Процесс Филаретова тянулся год с лишним: обвинению не хватало улик, и, в первую очередь, тела малолетней жертвы. Священник отрицал вину, без конца повторяя, что местонахождение сына ему неизвестно. То же самое отвечала и бабушка, когда ее допрашивали вместе с полусотней свидетелей из “Красной Руси”. Вызывать на допрос ее пришлось уже из Острова, но спешный переезд у милиции не вызывал никаких подозрений: колхозники, кто мог, в те годы разъезжались по городам.
Поздним вечером после трагедии, когда подруга с незнакомым младенцем на руках появилась у нее на пороге, тетя Зина принялась умолять ее решить вопрос законным путем. Бабушка не отступала. К уговорам подключился и дядя Леша, когда вернулся с работы.
Ребенка, говорил он, без согласия родителей перевезли в другой населенный пункт, что означает похищение, возможно, заранее спланированное. Бабушка была единственным свидетелем того, что случилось в квартире Филаретовых, и тот факт, что она же нанесла отцу травму тупым предметом, не добавляло ей веры в глазах будущего дознавателя. Он не сомневался, что мальчика вернут законному отцу, а бабушке повезет, если отделается условным сроком.

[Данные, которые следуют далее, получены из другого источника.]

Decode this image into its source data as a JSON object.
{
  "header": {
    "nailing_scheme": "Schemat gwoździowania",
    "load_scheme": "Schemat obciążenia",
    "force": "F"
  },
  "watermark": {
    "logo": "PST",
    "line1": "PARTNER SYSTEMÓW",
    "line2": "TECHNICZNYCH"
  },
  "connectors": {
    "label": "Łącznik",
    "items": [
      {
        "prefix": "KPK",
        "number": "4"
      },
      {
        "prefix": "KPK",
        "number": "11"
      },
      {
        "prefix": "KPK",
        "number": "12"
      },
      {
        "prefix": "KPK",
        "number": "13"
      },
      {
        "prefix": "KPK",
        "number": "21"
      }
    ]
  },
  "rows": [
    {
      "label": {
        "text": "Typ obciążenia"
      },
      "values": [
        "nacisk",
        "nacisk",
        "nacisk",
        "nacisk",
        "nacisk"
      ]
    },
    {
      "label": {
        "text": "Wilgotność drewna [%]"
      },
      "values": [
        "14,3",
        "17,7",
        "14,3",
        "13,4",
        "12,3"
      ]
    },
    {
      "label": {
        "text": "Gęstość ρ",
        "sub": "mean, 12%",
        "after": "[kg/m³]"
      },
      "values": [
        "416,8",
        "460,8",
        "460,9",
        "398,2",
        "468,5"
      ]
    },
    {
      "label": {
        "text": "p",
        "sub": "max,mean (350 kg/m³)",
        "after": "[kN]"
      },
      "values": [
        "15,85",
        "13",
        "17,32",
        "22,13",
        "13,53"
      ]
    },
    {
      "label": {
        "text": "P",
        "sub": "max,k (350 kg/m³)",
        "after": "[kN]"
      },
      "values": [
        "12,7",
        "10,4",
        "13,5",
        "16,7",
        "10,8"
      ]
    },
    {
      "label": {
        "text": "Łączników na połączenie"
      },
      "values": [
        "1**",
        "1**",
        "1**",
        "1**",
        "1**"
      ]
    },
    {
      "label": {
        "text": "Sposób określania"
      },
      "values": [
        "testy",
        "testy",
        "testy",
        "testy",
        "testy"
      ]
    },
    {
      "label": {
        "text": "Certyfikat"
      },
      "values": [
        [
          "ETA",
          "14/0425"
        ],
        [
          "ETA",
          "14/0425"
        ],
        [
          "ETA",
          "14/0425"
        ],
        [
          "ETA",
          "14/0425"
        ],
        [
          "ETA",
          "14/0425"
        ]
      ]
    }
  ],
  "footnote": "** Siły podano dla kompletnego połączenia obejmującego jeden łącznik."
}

Отступать было некуда, и решили пойти на авантюру с опекунством. Дядя Леша по своему милицейском ведомству уладил дела с переездом, тетя Зина – с документами на внезапного внука. В Острове бабушка устроилась на завод, но, пока не сняли жилье, мы гостевали у них почти полгода.
– Не думала, что всплывет это когда. А вот как вышло. – Не меняя интонации, тетя Зина громко всхлипнула. – Ты не волнуйся, главное. Учись. Проживем.